Hi ! Is it possible to write my app’s logs to a local volume I created?
I see this post: Shipping Logs · Fly for shipping logs out to third party providers via vector and NATS. That’s great. For now though, I jsut want to start very simple where I want to take a look at the logs that happen for my app for the past days… Right now, fly doesn’t persist them and I don’t want to create an acocunt and set integration with other log providers… Can I just write the logs to the volume I created? And when I mean write them, I’m essentially looking to see if here’s already a way - sample code maybe - to stream the logs from the NATS socket to the volume… essentially treating the fly volume as a vector sink.
Is this doable? or would I need to handle this on my own in my app?(not ideal).
Essentially looking to see if there’s a built-in way for fly to give users an ability to store logs on the vm (volume) itself without needing to integrate with a 3rd party provider for looking at log files. (Not looking at fancy sql, indexing, graphs, etc - just pure raw logs from stdout).
I hope someone else has a proper solution, but until then here are some quick & dirty workarounds:
A. Change your app’s startup command to ORIG_CMD 2>&1 | tee -a /path/to/log. (Edit: where /path/to/log is a path on a mounted volume.)
Disadvantages: You’ll only get the messages your app writes to stdout/stderr, not the messages generated by Fly. And you won’t get timestamps (but see ts from moreutils). *Edit: demo below.

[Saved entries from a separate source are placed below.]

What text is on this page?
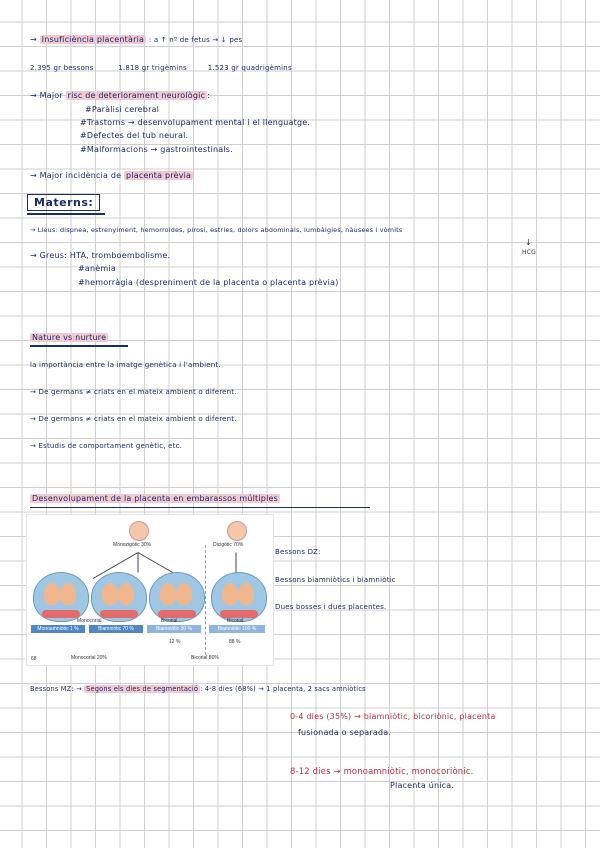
→ Insuficiència placentària : a ↑ nº de fetus → ↓ pes
2.395 gr bessons	1.818 gr trigèmins	1.523 gr quadrigèmins
→ Major risc de deteriorament neurològic :
#Paràlisi cerebral
#Trastorns → desenvolupament mental i el llenguatge.
#Defectes del tub neural.
#Malformacions → gastrointestinals.
→ Major incidència de placenta prèvia
Materns:
→ Lleus: dispnea, estrenyiment, hemorroides, pirosi, estries, dolors abdominals, lumbàlgies, nàusees i vòmits
HCG
↓
→ Greus: HTA, tromboembolisme.
#anèmia
#hemorràgia (despreniment de la placenta o placenta prèvia)
Nature vs nurture
la importància entre la imatge genètica i l'ambient.
→ De germans ≠ criats en el mateix ambient o diferent.
→ De germans ≠ criats en el mateix ambient o diferent.
→ Estudis de comportament genètic, etc.
Desenvolupament de la placenta en embarassos múltiples
Monozigòtic 30%	Dicigòtic 70%
Monocorial	Bicorial	Bicorial
Monoamniòtic 1 %	Biamniòtic 70 %	Biamniòtic 30 %	Biamniòtic 100 %
12 %	88 %
Monocorial 20%	Bicorial 80%
68
Bessons DZ:
Bessons biamniòtics i biamniòtic
Dues bosses i dues placentes.
Bessons MZ: → Segons els dies de segmentació : 4-8 dies (68%) → 1 placenta, 2 sacs amniòtics
0-4 dies (35%) → biamniòtic, bicoriònic, placenta
fusionada o separada.
8-12 dies → monoamniòtic, monocoriònic.
Placenta única.
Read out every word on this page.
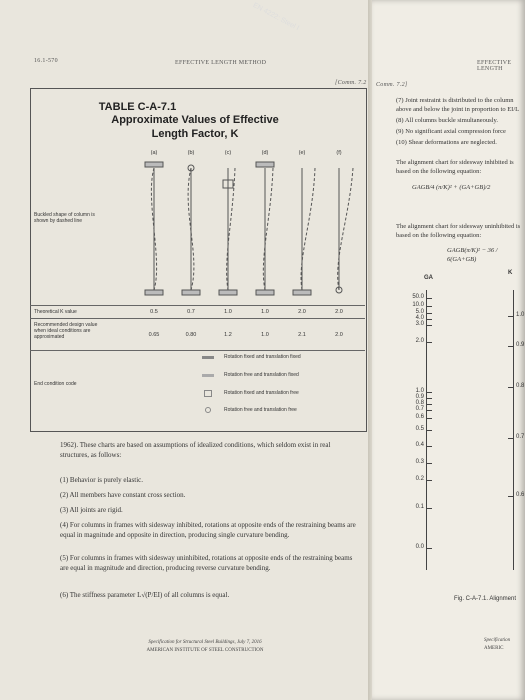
16.1-570	EFFECTIVE LENGTH METHOD
[Comm. 7.2
TABLE C-A-7.1
Approximate Values of Effective
Length Factor, K
(a)	(b)	(c)	(d)	(e)	(f)
Buckled shape of column is shown by dashed line
Theoretical K value	0.5	0.7	1.0	1.0	2.0	2.0
Recommended design value when ideal conditions are approximated	0.65	0.80	1.2	1.0	2.1	2.0
End condition code
Rotation fixed and translation fixed
Rotation free and translation fixed
Rotation fixed and translation free
Rotation free and translation free
1962). These charts are based on assumptions of idealized conditions, which seldom exist in real structures, as follows:
(1) Behavior is purely elastic.
(2) All members have constant cross section.
(3) All joints are rigid.
(4) For columns in frames with sidesway inhibited, rotations at opposite ends of the restraining beams are equal in magnitude and opposite in direction, producing single curvature bending.
(5) For columns in frames with sidesway uninhibited, rotations at opposite ends of the restraining beams are equal in magnitude and direction, producing reverse curvature bending.
(6) The stiffness parameter L√(P/EI) of all columns is equal.
Specification for Structural Steel Buildings, July 7, 2016
AMERICAN INSTITUTE OF STEEL CONSTRUCTION
EN 4222: Steel I
EFFECTIVE LENGTH
Comm. 7.2]
(7) Joint restraint is distributed to the column above and below the joint in proportion to EI/L
(8) All columns buckle simultaneously.
(9) No significant axial compression force
(10) Shear deformations are neglected.
The alignment chart for sidesway inhibited is based on the following equation:
GAGB/4 (π/K)² + (GA+GB)/2
The alignment chart for sidesway uninhibited is based on the following equation:
GAGB(π/K)² − 36 / 6(GA+GB)
GA
K
Fig. C-A-7.1. Alignment
Specification
AMERIC
50.0
10.0
5.0
4.0
3.0
2.0
1.0
0.9
0.8
0.7
0.6
0.5
0.4
0.3
0.2
0.1
0.0
1.0
0.9
0.8
0.7
0.6
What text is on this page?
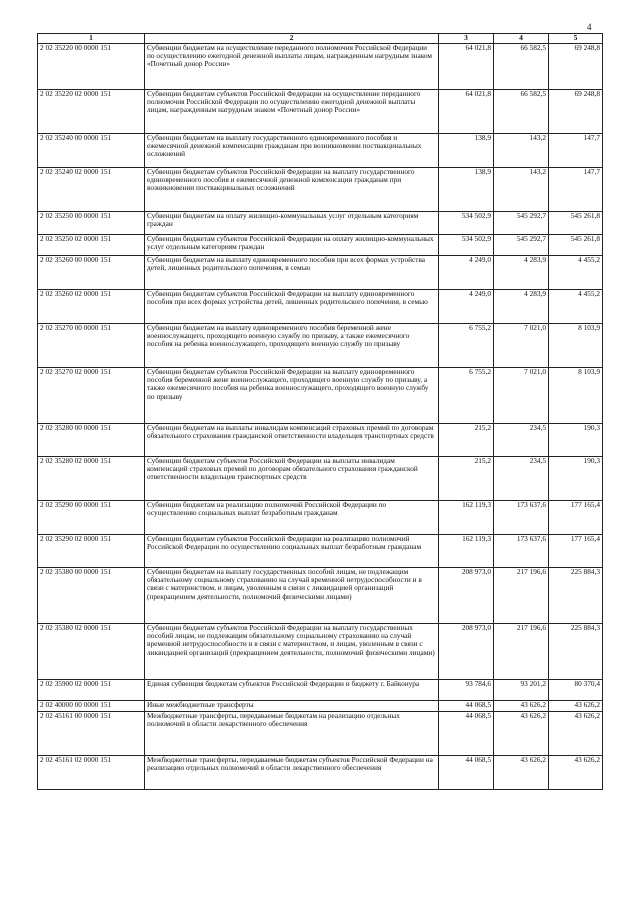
4
1	2	3	4	5
2 02 35220 00 0000 151	Субвенции бюджетам на осуществление переданного полномочия Российской Федерации по осуществлению ежегодной денежной выплаты лицам, награжденным нагрудным знаком «Почетный донор России»	64 021,8	66 582,5	69 248,8
2 02 35220 02 0000 151	Субвенции бюджетам субъектов Российской Федерации на осуществление переданного полномочия Российской Федерации по осуществлению ежегодной денежной выплаты лицам, награжденным нагрудным знаком «Почетный донор России»	64 021,8	66 582,5	69 248,8
2 02 35240 00 0000 151	Субвенции бюджетам на выплату государственного единовременного пособия и ежемесячной денежной компенсации гражданам при возникновении поствакцинальных осложнений	138,9	143,2	147,7
2 02 35240 02 0000 151	Субвенции бюджетам субъектов Российской Федерации на выплату государственного единовременного пособия и ежемесячной денежной компенсации гражданам при возникновении поствакцинальных осложнений	138,9	143,2	147,7
2 02 35250 00 0000 151	Субвенции бюджетам на оплату жилищно-коммунальных услуг отдельным категориям граждан	534 502,9	545 292,7	545 261,8
2 02 35250 02 0000 151	Субвенции бюджетам субъектов Российской Федерации на оплату жилищно-коммунальных услуг отдельным категориям граждан	534 502,9	545 292,7	545 261,8
2 02 35260 00 0000 151	Субвенции бюджетам на выплату единовременного пособия при всех формах устройства детей, лишенных родительского попечения, в семью	4 249,0	4 283,9	4 455,2
2 02 35260 02 0000 151	Субвенции бюджетам субъектов Российской Федерации на выплату единовременного пособия при всех формах устройства детей, лишенных родительского попечения, в семью	4 249,0	4 283,9	4 455,2
2 02 35270 00 0000 151	Субвенции бюджетам на выплату единовременного пособия беременной жене военнослужащего, проходящего военную службу по призыву, а также ежемесячного пособия на ребенка военнослужащего, проходящего военную службу по призыву	6 755,2	7 021,0	8 103,9
2 02 35270 02 0000 151	Субвенции бюджетам субъектов Российской Федерации на выплату единовременного пособия беременной жене военнослужащего, проходящего военную службу по призыву, а также ежемесячного пособия на ребенка военнослужащего, проходящего военную службу по призыву	6 755,2	7 021,0	8 103,9
2 02 35280 00 0000 151	Субвенции бюджетам на выплаты инвалидам компенсаций страховых премий по договорам обязательного страхования гражданской ответственности владельцев транспортных средств	215,2	234,5	190,3
2 02 35280 02 0000 151	Субвенции бюджетам субъектов Российской Федерации на выплаты инвалидам компенсаций страховых премий по договорам обязательного страхования гражданской ответственности владельцев транспортных средств	215,2	234,5	190,3
2 02 35290 00 0000 151	Субвенции бюджетам на реализацию полномочий Российской Федерации по осуществлению социальных выплат безработным гражданам	162 119,3	173 637,6	177 165,4
2 02 35290 02 0000 151	Субвенции бюджетам субъектов Российской Федерации на реализацию полномочий Российской Федерации по осуществлению социальных выплат безработным гражданам	162 119,3	173 637,6	177 165,4
2 02 35380 00 0000 151	Субвенции бюджетам на выплату государственных пособий лицам, не подлежащим обязательному социальному страхованию на случай временной нетрудоспособности и в связи с материнством, и лицам, уволенным в связи с ликвидацией организаций (прекращением деятельности, полномочий физическими лицами)	208 973,0	217 196,6	225 884,3
2 02 35380 02 0000 151	Субвенции бюджетам субъектов Российской Федерации на выплату государственных пособий лицам, не подлежащим обязательному социальному страхованию на случай временной нетрудоспособности и в связи с материнством, и лицам, уволенным в связи с ликвидацией организаций (прекращением деятельности, полномочий физическими лицами)	208 973,0	217 196,6	225 884,3
2 02 35900 02 0000 151	Единая субвенция бюджетам субъектов Российской Федерации и бюджету г. Байконура	93 784,6	93 201,2	80 370,4
2 02 40000 00 0000 151	Иные межбюджетные трансферты	44 068,5	43 626,2	43 626,2
2 02 45161 00 0000 151	Межбюджетные трансферты, передаваемые бюджетам на реализацию отдельных полномочий в области лекарственного обеспечения	44 068,5	43 626,2	43 626,2
2 02 45161 02 0000 151	Межбюджетные трансферты, передаваемые бюджетам субъектов Российской Федерации на реализацию отдельных полномочий в области лекарственного обеспечения	44 068,5	43 626,2	43 626,2
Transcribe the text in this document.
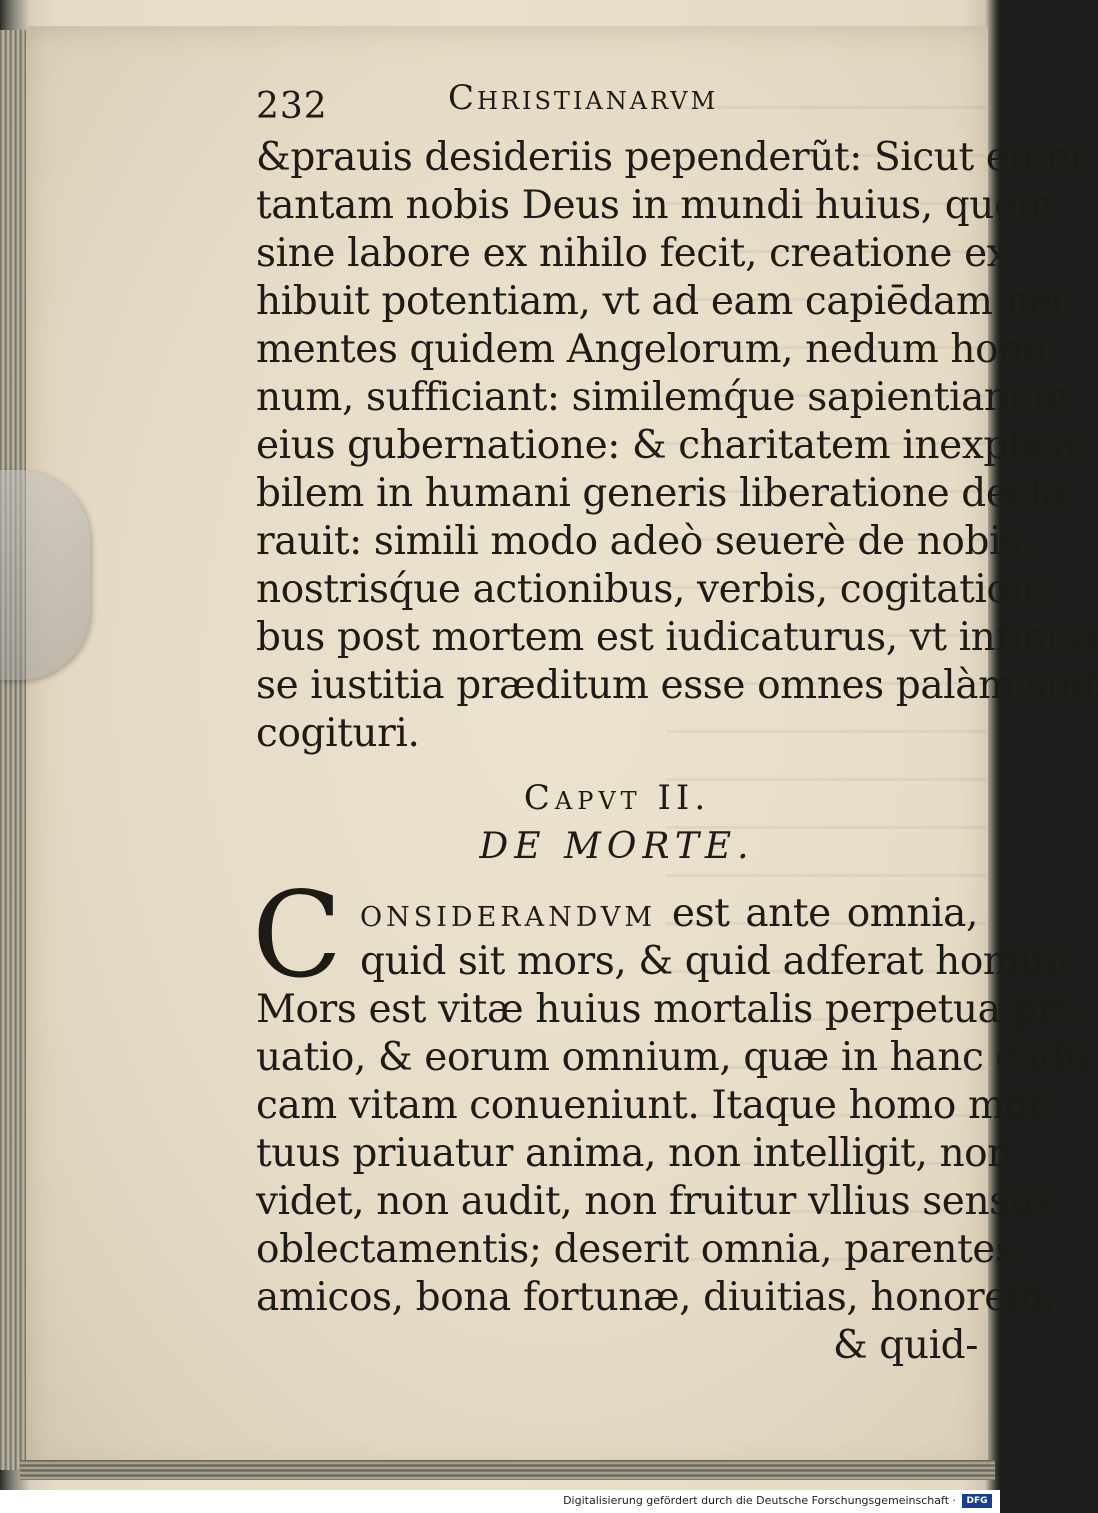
232	Christianarvm
&prauis desideriis pependerũt: Sicut enim
tantam nobis Deus in mundi huius, quem
sine labore ex nihilo fecit, creatione ex-
hibuit potentiam, vt ad eam capiēdam nec
mentes quidem Angelorum, nedum homi-
num, sufficiant: similemq́ue sapientiam in
eius gubernatione: & charitatem inexplica-
bilem in humani generis liberatione decla-
rauit: simili modo adeò seuerè de nobis,
nostrisq́ue actionibus, verbis, cogitationi-
bus post mortem est iudicaturus, vt infinita
se iustitia præditum esse omnes palàm sint
cogituri.
Capvt II.
DE MORTE.
C onsiderandvm est ante omnia,
quid sit mors, & quid adferat homini.
Mors est vitæ huius mortalis perpetua pri-
uatio, & eorum omnium, quæ in hanc cadu
cam vitam conueniunt. Itaque homo mor-
tuus priuatur anima, non intelligit, non
videt, non audit, non fruitur vllius sensus
oblectamentis; deserit omnia, parentes,
amicos, bona fortunæ, diuitias, honorem,
& quid-
Digitalisierung gefördert durch die Deutsche Forschungsgemeinschaft ·	DFG
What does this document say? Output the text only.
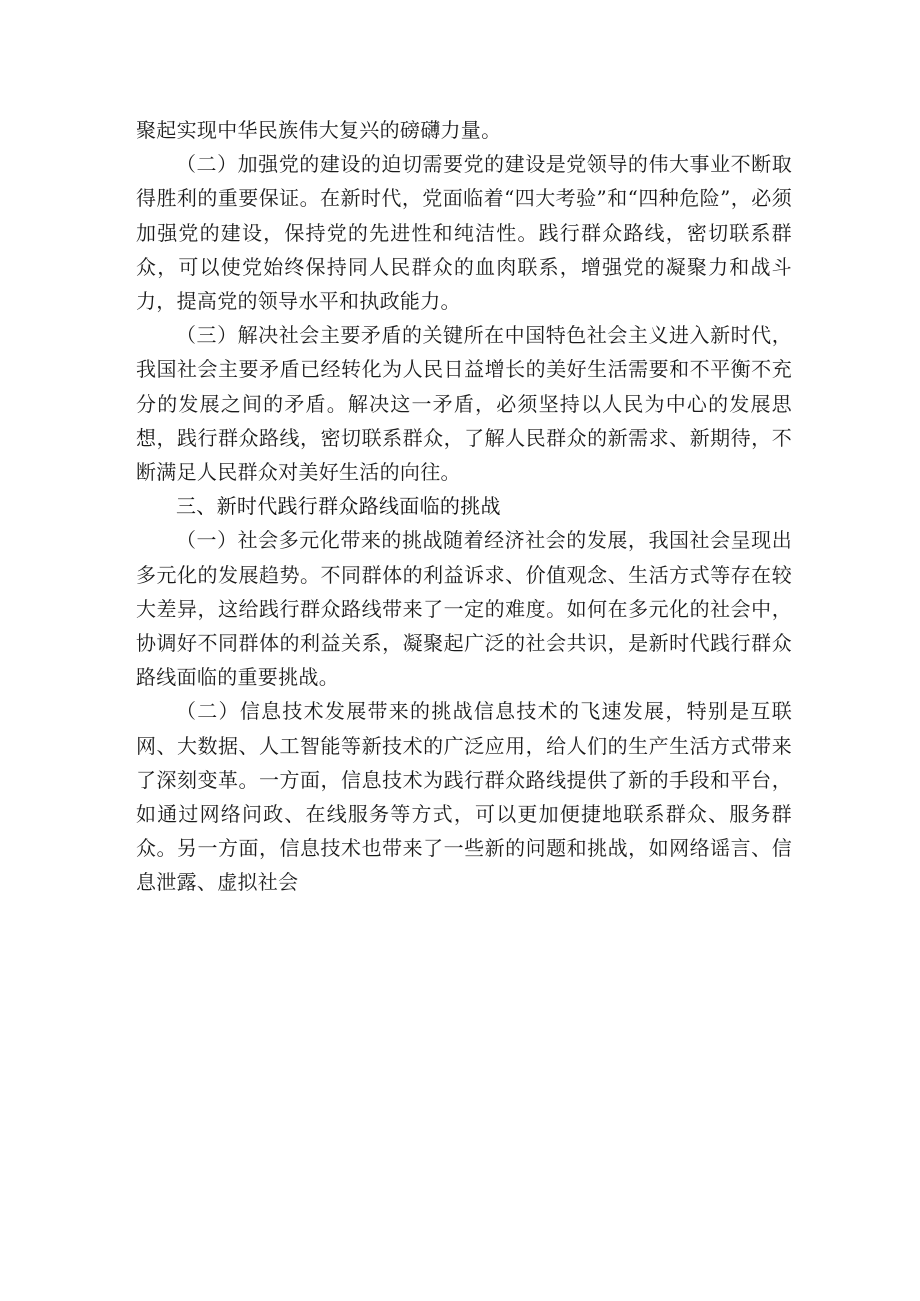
聚起实现中华民族伟大复兴的磅礴力量。

（二）加强党的建设的迫切需要党的建设是党领导的伟大事业不断取得胜利的重要保证。在新时代，党面临着“四大考验”和“四种危险”，必须加强党的建设，保持党的先进性和纯洁性。践行群众路线，密切联系群众，可以使党始终保持同人民群众的血肉联系，增强党的凝聚力和战斗力，提高党的领导水平和执政能力。

（三）解决社会主要矛盾的关键所在中国特色社会主义进入新时代，我国社会主要矛盾已经转化为人民日益增长的美好生活需要和不平衡不充分的发展之间的矛盾。解决这一矛盾，必须坚持以人民为中心的发展思想，践行群众路线，密切联系群众，了解人民群众的新需求、新期待，不断满足人民群众对美好生活的向往。

三、新时代践行群众路线面临的挑战

（一）社会多元化带来的挑战随着经济社会的发展，我国社会呈现出多元化的发展趋势。不同群体的利益诉求、价值观念、生活方式等存在较大差异，这给践行群众路线带来了一定的难度。如何在多元化的社会中，协调好不同群体的利益关系，凝聚起广泛的社会共识，是新时代践行群众路线面临的重要挑战。

（二）信息技术发展带来的挑战信息技术的飞速发展，特别是互联网、大数据、人工智能等新技术的广泛应用，给人们的生产生活方式带来了深刻变革。一方面，信息技术为践行群众路线提供了新的手段和平台，如通过网络问政、在线服务等方式，可以更加便捷地联系群众、服务群众。另一方面，信息技术也带来了一些新的问题和挑战，如网络谣言、信息泄露、虚拟社会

B. Install flyctl inside your VM and run fly logs (filtered by the current instance to avoid duplicating the logs from other instances). Edit: clarification below.
Disadvantages: Hacky. Need to install flyctl and make your Fly access token available to the VM.
C. Run Fly Log Shipper with a custom file sink (as a separate app with a separate volume; or you could install & run Vector in your app; or implement the HTTP provider endpoint in your app and point the Fly Log Shipper at it).
Thanks for the suggestions! I’m really hoping there’s a better - more straightforward way to achieve this… Having logs stored on disk should be a straightforward thing for the infrastructure provider to support…
Btw, for option two, oyu meant run fly logs forever and output the resolts to a file/volume? like ssh to the machine and manually run flyctl logs with a proper output to a file/disk?
wonder what happens on every deployment of my code or on vm restart? I would lose the flyctl logs process no? (i know you said hacky, just confirming if my questions are correct) - this is definitely “easier” than #C
Actually. #A might work. I have a python api with flask and Fly actually outputs when the api request was received (timestamp). So, in theory, i could apply #A to redirect logs to a local file (or volume if needed) and the timestamp would actually be included for fly internal logs (not on my print statements but i could include timestamp on my print statements or simply just “guesstimate it” based on the api request log from fly
You’re welcome. For B, I meant to start fly logs in the background from your startup command, for example by setting the command to (untested) fly logs -i "$FLY_ALLOC_ID" >>/path/to/log 2>&1 & ORIG_CMD. So you don’t have to manually ssh in, and when the VM restarts the logs process will be started automatically.
For A, here is a quick demo of using ts to add timestamps:
Getting the log messages to appear both in your custom log file and in the output of fly logs without duplicate timestamps is slightly tricky, here is one way:
ORIG_CMD 2>&1 | tee -a /dev/stderr | TZ=UTC0 ts "%FT%.T app[${FLY_ALLOC_ID%%-*}] $FLY_REGION [info]" >>/path/to/log
Hey @tom93 I just thought about one small thing.
Everytime I do a dpeloyment (I’m guessing a vm refresh?) I lose the files that I had on the disk before… meaning, any logs fro mthe previous deployment will not show up in the current deployment (if I were to do option A for example)
Would this require me to create a volume and write the file to that volume so that it gets persisted?
I actually tried to create a volume but I’m getting other issues with this…
I don’t see any value under ATTACHED_VM when I run fly volumes list
Not sure if this is the culprit, but if it isn’t and I properly created a volume (after I ran the fly volumes create command) - how do i actually write data to this volume? like a simple txt file?